Меня разбудил голос. Голос мужчины средних лет. Мягкий и довольно приятный. Обладатель голоса сказал, что он мой лечащий врач. Я попал в тяжелую аварию и сильно пострадал, но сейчас всё хорошо. Я завалил своего невидимого собеседника массой вопросов: Какая авария? Что со мной? Где я? Почему я не могу двигаться? – и самое главное: Смогу ли я видеть? Видеть!!! Человек, представившийся врачом, успокоил меня: я в больнице, под присмотром, мне нужно восстанавливаться. Из за большой дозы успокоительного и обезболивающих я пока не могу двигаться.

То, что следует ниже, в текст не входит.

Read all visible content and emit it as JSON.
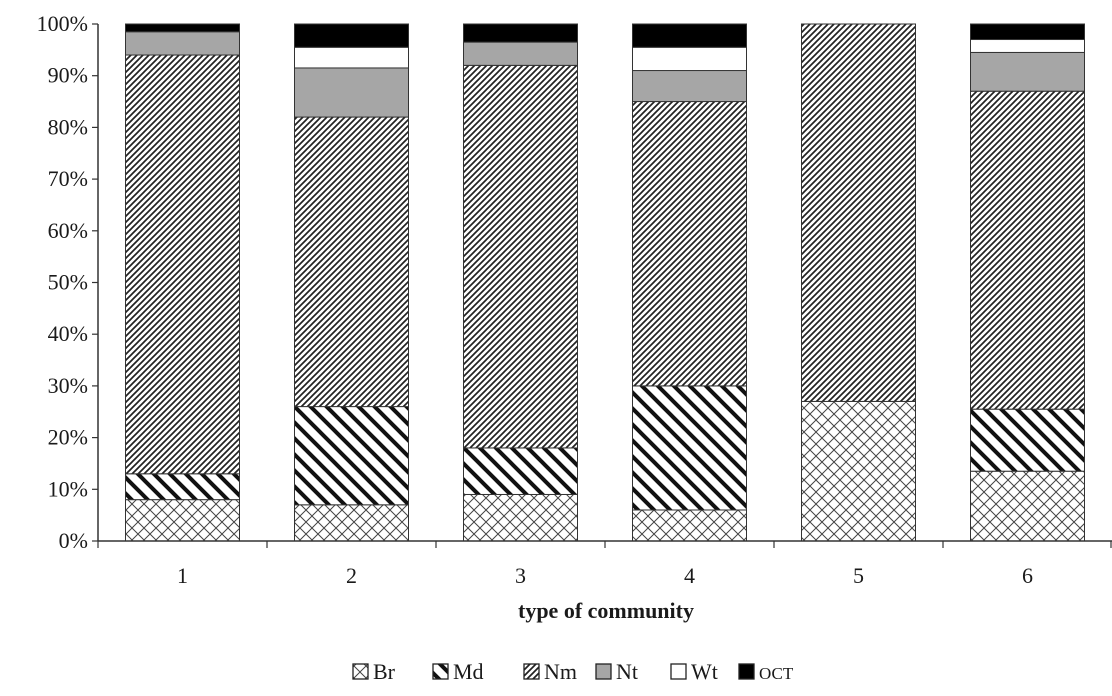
{
  "chart_data": {
    "type": "bar",
    "stacked": true,
    "percent": true,
    "categories": [
      "1",
      "2",
      "3",
      "4",
      "5",
      "6"
    ],
    "xlabel": "type of community",
    "ylabel": "",
    "ylim": [
      0,
      100
    ],
    "yticks": [
      "0%",
      "10%",
      "20%",
      "30%",
      "40%",
      "50%",
      "60%",
      "70%",
      "80%",
      "90%",
      "100%"
    ],
    "grid": false,
    "legend_position": "bottom",
    "series": [
      {
        "name": "Br",
        "pattern": "crosshatch",
        "values": [
          8,
          7,
          9,
          6,
          27,
          13.5
        ]
      },
      {
        "name": "Md",
        "pattern": "wide-diagonal",
        "values": [
          5,
          19,
          9,
          24,
          0,
          12
        ]
      },
      {
        "name": "Nm",
        "pattern": "fine-diagonal",
        "values": [
          81,
          56,
          74,
          55,
          73,
          61.5
        ]
      },
      {
        "name": "Nt",
        "pattern": "gray",
        "values": [
          4.5,
          9.5,
          4.5,
          6,
          0,
          7.5
        ]
      },
      {
        "name": "Wt",
        "pattern": "white",
        "values": [
          0,
          4,
          0,
          4.5,
          0,
          2.5
        ]
      },
      {
        "name": "ост",
        "pattern": "black",
        "values": [
          1.5,
          4.5,
          3.5,
          4.5,
          0,
          3
        ]
      }
    ],
    "colors": {
      "gray": "#a6a6a6",
      "black": "#000000",
      "outline": "#333333"
    }
  }
}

Способность видеть вскоре вернётся. Он работает над этим. Его голос буквально убаюкивал меня. Нужно просто успокоиться и дождаться улучшения. Врач ушел. Я попытался вспомнить какие-то детали аварии, но воспоминания предательски ускользали от меня. В мучительных попытках пробудить свою память я снова отключился.

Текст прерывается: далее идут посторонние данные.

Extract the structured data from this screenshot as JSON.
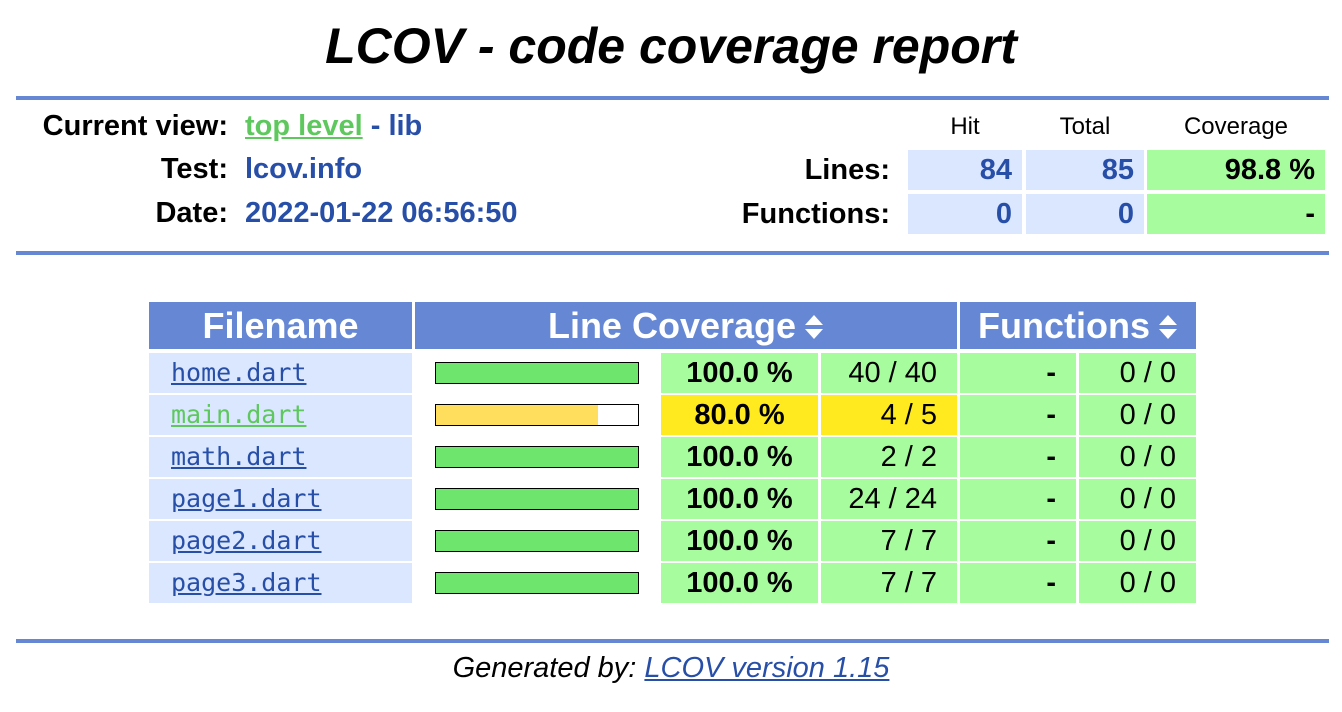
{
  "header": {
    "title": "LCOV - code coverage report",
    "current_view_label": "Current view:",
    "current_view_link": "top level",
    "current_view_sep": " - ",
    "current_view_dir": "lib",
    "test_label": "Test:",
    "test_value": "lcov.info",
    "date_label": "Date:",
    "date_value": "2022-01-22 06:56:50"
  },
  "summary": {
    "col_hit": "Hit",
    "col_total": "Total",
    "col_coverage": "Coverage",
    "lines_label": "Lines:",
    "lines_hit": "84",
    "lines_total": "85",
    "lines_coverage": "98.8 %",
    "functions_label": "Functions:",
    "functions_hit": "0",
    "functions_total": "0",
    "functions_coverage": "-"
  },
  "table": {
    "col_filename": "Filename",
    "col_line_coverage": "Line Coverage",
    "col_functions": "Functions",
    "rows": [
      {
        "file": "home.dart",
        "percent": "100.0 %",
        "lines": "40 / 40",
        "fn_percent": "-",
        "fn_ratio": "0 / 0",
        "coverage": 1.0,
        "level": "hi",
        "visited": false
      },
      {
        "file": "main.dart",
        "percent": "80.0 %",
        "lines": "4 / 5",
        "fn_percent": "-",
        "fn_ratio": "0 / 0",
        "coverage": 0.8,
        "level": "med",
        "visited": true
      },
      {
        "file": "math.dart",
        "percent": "100.0 %",
        "lines": "2 / 2",
        "fn_percent": "-",
        "fn_ratio": "0 / 0",
        "coverage": 1.0,
        "level": "hi",
        "visited": false
      },
      {
        "file": "page1.dart",
        "percent": "100.0 %",
        "lines": "24 / 24",
        "fn_percent": "-",
        "fn_ratio": "0 / 0",
        "coverage": 1.0,
        "level": "hi",
        "visited": false
      },
      {
        "file": "page2.dart",
        "percent": "100.0 %",
        "lines": "7 / 7",
        "fn_percent": "-",
        "fn_ratio": "0 / 0",
        "coverage": 1.0,
        "level": "hi",
        "visited": false
      },
      {
        "file": "page3.dart",
        "percent": "100.0 %",
        "lines": "7 / 7",
        "fn_percent": "-",
        "fn_ratio": "0 / 0",
        "coverage": 1.0,
        "level": "hi",
        "visited": false
      }
    ]
  },
  "footer": {
    "prefix": "Generated by: ",
    "link": "LCOV version 1.15"
  },
  "colors": {
    "accent_blue": "#6688d4",
    "link_blue": "#284fa8",
    "cell_blue": "#dae7fe",
    "coverage_high": "#a7fc9d",
    "coverage_medium": "#ffea20",
    "bar_high": "#6ee66e",
    "bar_medium": "#ffde5e"
  },
  "icons": {
    "sort": "sort-updown-icon"
  }
}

Я видел сон. Видел! Сон был цветным и очень реалистичным. Он больше походил на воспоминания. Я ехал куда-то. Проселочная дорога, сумерки и очертания большого мрачноватого особняка впереди. Я выхожу из машины и иду по дорожке, посыпанной гравием, к крыльцу. Дверь открывается, меня ждут. В освещенном дверном проёме высокая сухопарая фигура мужчины. Мы обмениваемся рукопожатиями и я прохожу через едва освещённый холл в старомодную гостиную. Я могу рассмотреть мужчину, хозяина дома. Долговязый, ещё не старый, тёмные с проседью волосы зачёсаны назад. Я кладу свой портфель на покрытый зелёной плюшевой скатертью стол посреди гостиной и вынимаю из него документы. Страховой полис, договор.. Я страховой агент! Это внезапное открытие как будто радует, но в то же время оставляет неприятный осадок – до этого я не мог вспомнить чем я занимался. Хозяин разливает кофе в фарфоровые чашки и берёт из моих рук документы, перебирая их своими длинными узловатыми пальцами. Я отпиваю кофе из чашки. Он внимательно смотрит на меня, чуть подавшись вперёд. Его лицо, гостиная, свет лампы и зелёная скатерть начинают расплываться передо мной. Чашка выскальзывает из рук. Я погружаюсь во тьму…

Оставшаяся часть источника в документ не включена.